My 11 year old cousin tried to tease me a while back saying "Your husband is a nurse!" Of course, R wasn't around, because he would be way too scared to actually attempt to make fun of him in person. I told him proudly "yes, and he's the best one I know". It's funny how many people told me they were just sure I'd meet and marry a doctor... yeah, not so much! Thank you Jesus for giving me a nurse instead with a less demanding schedule and much smaller ego. (Sorry for the stereotype! That is certainly not true of all doctors.) Men are rare in healthcare, and even more rare in nursing although the percentage seems to be increasing all the time. Almost all of the male nurses I have worked with have been well above average... I don't know if going into nursing was more of a deliberate choice for men than women, who may choose it by default, so they enjoy it more or what... (NOT to say men are better nurses than women, I am not sexist against my own gender! I know, love and respect many excellent female nurses as well!)
Since it is nursing home week, I want to touch on that topic too. I never thought I'd end up working in and loving nursing homes. Granted, VW is not typical, but it is a nursing home nonetheless. When we used to go visit my great great grandmother and then great grandmother in nursing homes in East Texas, I would hold my nose the whole time because I couldn't handle the smells. When we used to go with church or Girl Scout groups to sing and talk to the residents at local nursing homes, I was scared and tried to stay at the back of the pack.
Things have changed! I hated working in the acute hospital where I'd do a one-time nutrition assessment and have no opportunity to follow up with the patients or see that my recommendations were implemented. In the nursing home/long term care setting, I've gotten to know darling (and not-so-darling) patients and families and see my work pay off!
At the same time, there are many challenges of working in that setting, which is largely seen in a negative light. People don't want to be "put away", nor do families (usually) want to leave their loved ones in a "home". Nursing homes are one of the most regulated industries, if not the most, in the United States, largely due to a sad history of neglect and abuse. Nursing homes are primarily funded by the government (Medicare - short term skilled nursing and Medicaid - long term care) and often take very sick patients who no longer meet criteria to be in the acute hospitals. Payment from medicare or private insurance companies obviously decreases as the level of care decreases (acute hospital is more than long term acute care which is more than skilled nursing/nursing home). As a result, the number of patients per nurse and nurse aide increase to contain costs. And while I'd like to say "it shouldn't matter how expensive it is, we should have as many nurses as it takes that no one ever feels that their needs aren't met", realistically... facilities have to stay in the black to keep their doors open. VW is cutting-edge to have one full-time dietitian for 115 patients, where an acute hospital would have at least 4 full-time RDs. Per Medicare guidelines, a facility ony has to have a dietitian in a facility 8 hours a month per 100 residents.
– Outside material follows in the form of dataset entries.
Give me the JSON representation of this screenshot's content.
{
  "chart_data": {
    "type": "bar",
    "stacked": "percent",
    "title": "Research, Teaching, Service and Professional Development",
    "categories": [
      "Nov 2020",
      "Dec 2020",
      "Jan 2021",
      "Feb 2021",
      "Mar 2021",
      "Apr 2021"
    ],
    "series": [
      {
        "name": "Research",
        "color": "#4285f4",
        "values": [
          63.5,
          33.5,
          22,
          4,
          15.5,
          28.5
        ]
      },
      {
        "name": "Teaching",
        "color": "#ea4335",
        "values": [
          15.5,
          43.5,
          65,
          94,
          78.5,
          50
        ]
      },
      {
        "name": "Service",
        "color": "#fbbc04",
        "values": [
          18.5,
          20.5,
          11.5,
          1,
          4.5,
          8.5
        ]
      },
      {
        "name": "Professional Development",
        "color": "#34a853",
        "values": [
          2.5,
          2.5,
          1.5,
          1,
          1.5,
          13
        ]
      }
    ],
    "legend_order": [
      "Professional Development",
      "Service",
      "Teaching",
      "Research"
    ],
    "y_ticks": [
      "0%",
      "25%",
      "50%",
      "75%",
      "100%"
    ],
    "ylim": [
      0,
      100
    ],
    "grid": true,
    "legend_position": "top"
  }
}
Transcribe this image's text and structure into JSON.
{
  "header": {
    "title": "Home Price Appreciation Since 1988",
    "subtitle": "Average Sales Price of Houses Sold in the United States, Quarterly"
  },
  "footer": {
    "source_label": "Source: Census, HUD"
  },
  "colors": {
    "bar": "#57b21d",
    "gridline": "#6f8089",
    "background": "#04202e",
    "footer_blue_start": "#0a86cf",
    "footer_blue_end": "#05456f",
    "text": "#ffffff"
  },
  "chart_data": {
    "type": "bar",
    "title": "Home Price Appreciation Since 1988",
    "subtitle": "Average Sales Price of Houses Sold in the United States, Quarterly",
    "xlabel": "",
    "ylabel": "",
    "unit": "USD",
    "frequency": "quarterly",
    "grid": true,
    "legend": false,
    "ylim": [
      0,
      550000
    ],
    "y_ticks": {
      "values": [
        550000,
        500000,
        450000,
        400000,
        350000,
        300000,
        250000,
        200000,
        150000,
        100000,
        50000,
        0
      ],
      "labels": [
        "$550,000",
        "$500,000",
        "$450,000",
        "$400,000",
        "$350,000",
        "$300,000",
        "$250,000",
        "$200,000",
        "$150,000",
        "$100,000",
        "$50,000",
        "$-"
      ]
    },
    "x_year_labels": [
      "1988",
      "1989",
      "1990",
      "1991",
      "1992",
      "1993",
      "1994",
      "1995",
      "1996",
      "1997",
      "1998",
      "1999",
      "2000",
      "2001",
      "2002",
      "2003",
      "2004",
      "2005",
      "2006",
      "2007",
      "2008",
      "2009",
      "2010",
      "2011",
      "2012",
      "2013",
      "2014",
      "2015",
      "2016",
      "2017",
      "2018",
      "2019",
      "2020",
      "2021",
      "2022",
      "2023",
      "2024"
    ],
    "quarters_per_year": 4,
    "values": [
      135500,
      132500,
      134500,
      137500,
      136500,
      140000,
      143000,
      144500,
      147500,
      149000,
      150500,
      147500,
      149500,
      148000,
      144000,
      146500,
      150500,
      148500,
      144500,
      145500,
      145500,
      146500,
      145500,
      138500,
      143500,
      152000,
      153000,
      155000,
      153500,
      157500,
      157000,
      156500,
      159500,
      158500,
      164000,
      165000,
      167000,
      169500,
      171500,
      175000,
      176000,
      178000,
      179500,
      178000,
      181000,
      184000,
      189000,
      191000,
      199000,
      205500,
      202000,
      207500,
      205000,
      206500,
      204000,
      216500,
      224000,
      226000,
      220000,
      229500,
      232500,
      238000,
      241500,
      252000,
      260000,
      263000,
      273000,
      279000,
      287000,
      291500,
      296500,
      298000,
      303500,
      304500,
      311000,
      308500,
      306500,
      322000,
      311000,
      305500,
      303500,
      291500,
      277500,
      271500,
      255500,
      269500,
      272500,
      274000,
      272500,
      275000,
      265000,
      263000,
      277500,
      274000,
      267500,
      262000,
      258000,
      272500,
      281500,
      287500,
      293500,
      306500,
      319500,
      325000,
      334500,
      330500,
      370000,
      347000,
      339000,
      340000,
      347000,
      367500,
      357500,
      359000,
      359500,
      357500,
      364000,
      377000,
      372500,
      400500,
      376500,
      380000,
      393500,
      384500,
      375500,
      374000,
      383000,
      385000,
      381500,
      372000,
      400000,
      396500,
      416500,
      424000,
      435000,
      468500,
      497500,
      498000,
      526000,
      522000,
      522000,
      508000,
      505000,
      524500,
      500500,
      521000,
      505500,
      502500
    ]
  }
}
Like schools and churches, the majority of press nursing homes receive is when something negative happens, despite how disproportionate the bad is to the good. Although I think 85%+ of our patients leave happy, and many return for repeat short term stays, the majority of comments you would see posted on the internet is the bad stuff (that is often exaggerated or misrepresented) because people who are mad are the ones who speak up. So, on that note... look for the good, and when you see it, say THANK YOU! Give a hug, write a positive review, tell someone's supervisor how great they are.
I have cooking and exercise updates to write but this is long enough for now :) Have a happy weekend!